El detalle de los datos inflacionarios de la mayoría de las economías muestra una sintomatología común: los precios de los combustibles, la energía y las materias primas ya han cedido y si bien con vaivenes, han descendido significativamente. Pero al mismo tiempo, los precios de los servicios, así como su perspectiva de corto plazo, es de incrementos para traspasar en la medida de lo posible, la inflación de costos que los proveedores de servicios se tragaron estos últimos dieciocho meses, para que la paguemos los consumidores finales.
A diferencia de las mercancías, que se venden en cadenas masivas, como Wal Mart, como las gasolineras, etc., los servicios se venden de manera atomizada, a lo largo de loncherías, academias de ballet, papelerías, tintorerías, hoteles, en donde la negociación de precios por parte de las autoridades es mucho menos eficiente.
El manojo de los servicios es intrincado, pulverizado en millones de prestadores que han visto reducirse sus márgenes de operación y ganancias en los últimos dos años debido al incremento de costos, están esperando el momento en que puedan traspasar esos mayores costos a los consumidores finales. Es decir, están esperando convertir sus mayores costos en inflación.
Y ese momento parece ser hoy, cuando, como lo muestran los potentísimos datos de la economía estadounidense, y la renovada fuerza europea, el alza de tasas de interés de los últimos dieciocho meses no ha menguado el empuje de la economía, con una serie de datos en enero y febrero que muestran una salud de hierro de los principales países avanzados, pero también en la periferia.

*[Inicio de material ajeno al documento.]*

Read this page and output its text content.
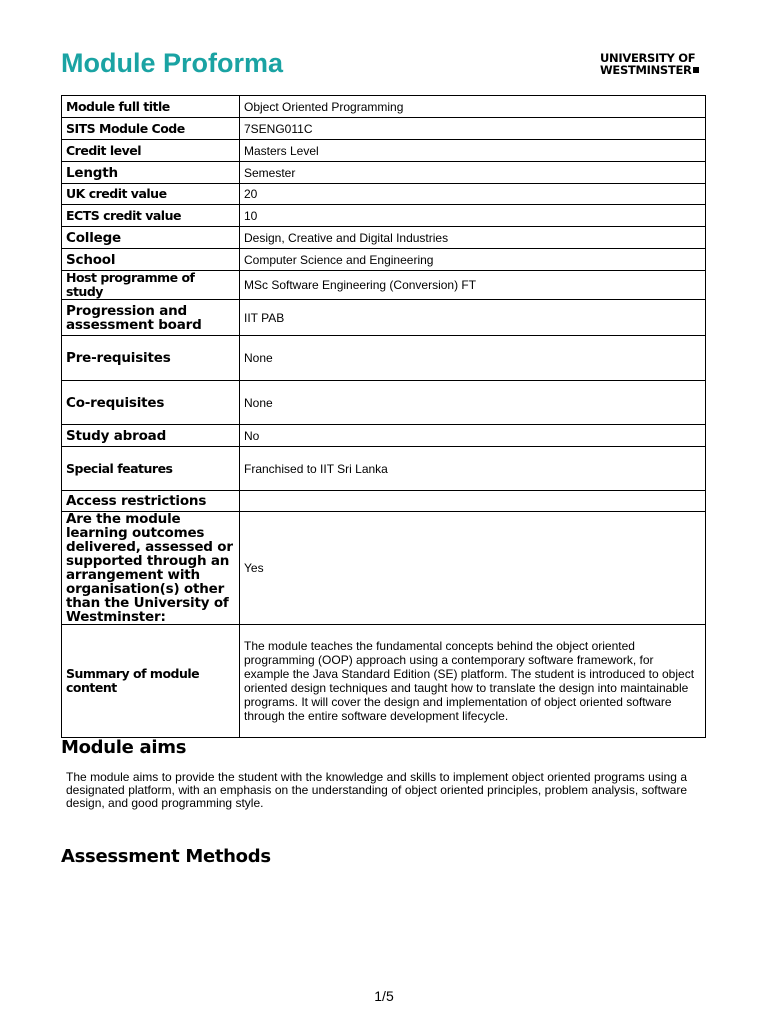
Module Proforma	UNIVERSITY OF
WESTMINSTER
Module full title	Object Oriented Programming
SITS Module Code	7SENG011C
Credit level	Masters Level
Length	Semester
UK credit value	20
ECTS credit value	10
College	Design, Creative and Digital Industries
School	Computer Science and Engineering
Host programme of study	MSc Software Engineering (Conversion) FT
Progression and assessment board	IIT PAB
Pre-requisites	None
Co-requisites	None
Study abroad	No
Special features	Franchised to IIT Sri Lanka
Access restrictions	
Are the module learning outcomes delivered, assessed or supported through an arrangement with organisation(s) other than the University of Westminster:	Yes
Summary of module content	The module teaches the fundamental concepts behind the object oriented programming (OOP) approach using a contemporary software framework, for example the Java Standard Edition (SE) platform. The student is introduced to object oriented design techniques and taught how to translate the design into maintainable programs. It will cover the design and implementation of object oriented software through the entire software development lifecycle.
Module aims
The module aims to provide the student with the knowledge and skills to implement object oriented programs using a designated platform, with an emphasis on the understanding of object oriented principles, problem analysis, software design, and good programming style.
Assessment Methods
1/5
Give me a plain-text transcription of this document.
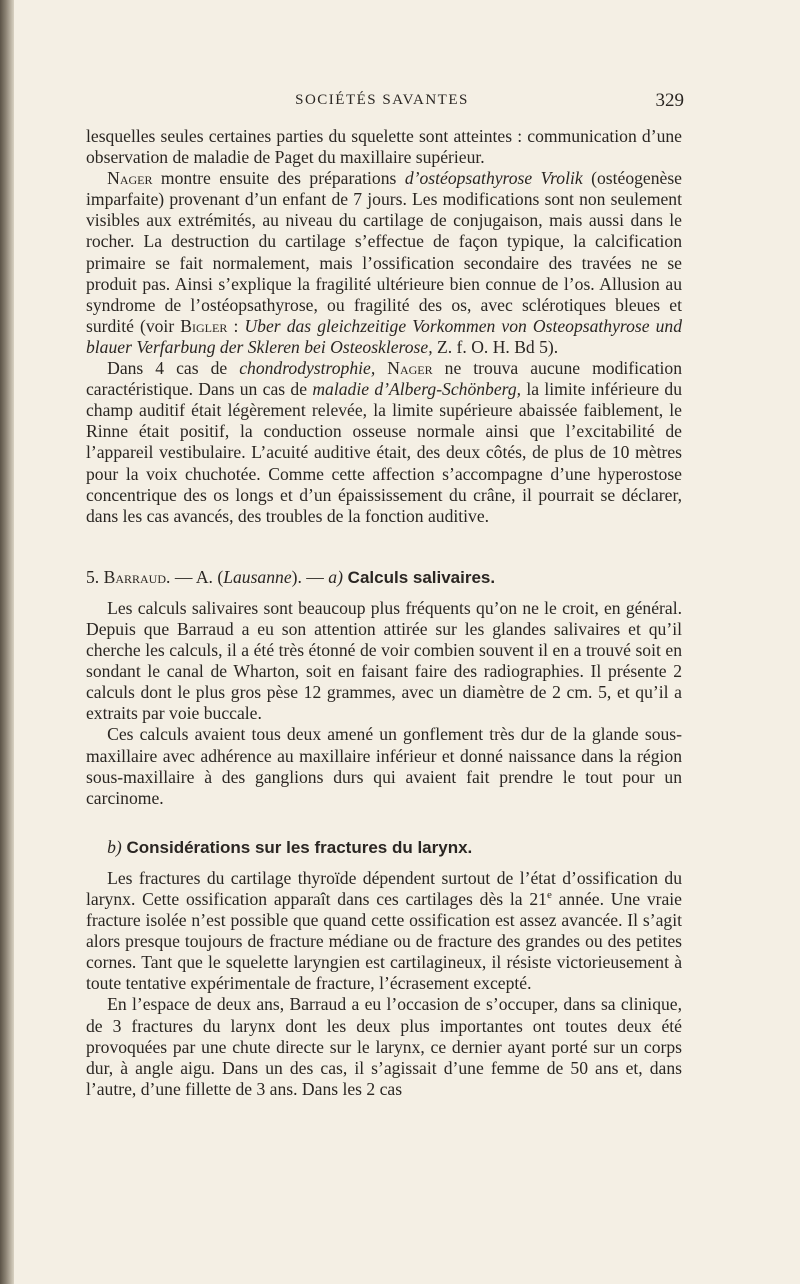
SOCIÉTÉS SAVANTES	329

lesquelles seules certaines parties du squelette sont atteintes : communication d’une observation de maladie de Paget du maxillaire supérieur.

Nager montre ensuite des préparations d’ostéopsathyrose Vrolik (ostéogenèse imparfaite) provenant d’un enfant de 7 jours. Les modifications sont non seulement visibles aux extrémités, au niveau du cartilage de conjugaison, mais aussi dans le rocher. La destruction du cartilage s’effectue de façon typique, la calcification primaire se fait normalement, mais l’ossification secondaire des travées ne se produit pas. Ainsi s’explique la fragilité ultérieure bien connue de l’os. Allusion au syndrome de l’ostéopsathyrose, ou fragilité des os, avec sclérotiques bleues et surdité (voir Bigler : Uber das gleichzeitige Vorkommen von Osteopsathyrose und blauer Verfarbung der Skleren bei Osteosklerose, Z. f. O. H. Bd 5).

Dans 4 cas de chondrodystrophie, Nager ne trouva aucune modification caractéristique. Dans un cas de maladie d’Alberg-Schönberg, la limite inférieure du champ auditif était légèrement relevée, la limite supérieure abaissée faiblement, le Rinne était positif, la conduction osseuse normale ainsi que l’excitabilité de l’appareil vestibulaire. L’acuité auditive était, des deux côtés, de plus de 10 mètres pour la voix chuchotée. Comme cette affection s’accompagne d’une hyperostose concentrique des os longs et d’un épaississement du crâne, il pourrait se déclarer, dans les cas avancés, des troubles de la fonction auditive.

5. Barraud. — A. (Lausanne). — a) Calculs salivaires.

Les calculs salivaires sont beaucoup plus fréquents qu’on ne le croit, en général. Depuis que Barraud a eu son attention attirée sur les glandes salivaires et qu’il cherche les calculs, il a été très étonné de voir combien souvent il en a trouvé soit en sondant le canal de Wharton, soit en faisant faire des radiographies. Il présente 2 calculs dont le plus gros pèse 12 grammes, avec un diamètre de 2 cm. 5, et qu’il a extraits par voie buccale.

Ces calculs avaient tous deux amené un gonflement très dur de la glande sous-maxillaire avec adhérence au maxillaire inférieur et donné naissance dans la région sous-maxillaire à des ganglions durs qui avaient fait prendre le tout pour un carcinome.

b) Considérations sur les fractures du larynx.

Les fractures du cartilage thyroïde dépendent surtout de l’état d’ossification du larynx. Cette ossification apparaît dans ces cartilages dès la 21e année. Une vraie fracture isolée n’est possible que quand cette ossification est assez avancée. Il s’agit alors presque toujours de fracture médiane ou de fracture des grandes ou des petites cornes. Tant que le squelette laryngien est cartilagineux, il résiste victorieusement à toute tentative expérimentale de fracture, l’écrasement excepté.

En l’espace de deux ans, Barraud a eu l’occasion de s’occuper, dans sa clinique, de 3 fractures du larynx dont les deux plus importantes ont toutes deux été provoquées par une chute directe sur le larynx, ce dernier ayant porté sur un corps dur, à angle aigu. Dans un des cas, il s’agissait d’une femme de 50 ans et, dans l’autre, d’une fillette de 3 ans. Dans les 2 cas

No sé si exista un planeta en el universo conocido en donde la inflación, que se encuentra al triple de alto de la meta de las autoridades, regrese a su objetivo con una tasa de desempleo en mínimos de más de sesenta años, como en Estados Unidos. Con los indicadores de consumo e inversión pujantes, con los precios del cobre, un termómetro económico muy fiable, con semanas repuntando. Querer enfriar el motor con el auto acelerando parece un contrasentido.
Pero la Fed, una vez más, se niega a aceptarlo, y se está tardando en responder. Si no es posible bajar la inflación con la economía acelerando, sus opciones serán cada vez más reducidas si en verdad le preocupa tener una inflación del triple de alta que su meta. Porque a lo mejor la Fed puede pensar que no es necesario bajar la inflación al dos por ciento, y que bajarla al cuatro será suficiente. Pero ya hubo una Fed hace algún tiempo que pensó justo eso…y no nos fue muy bien.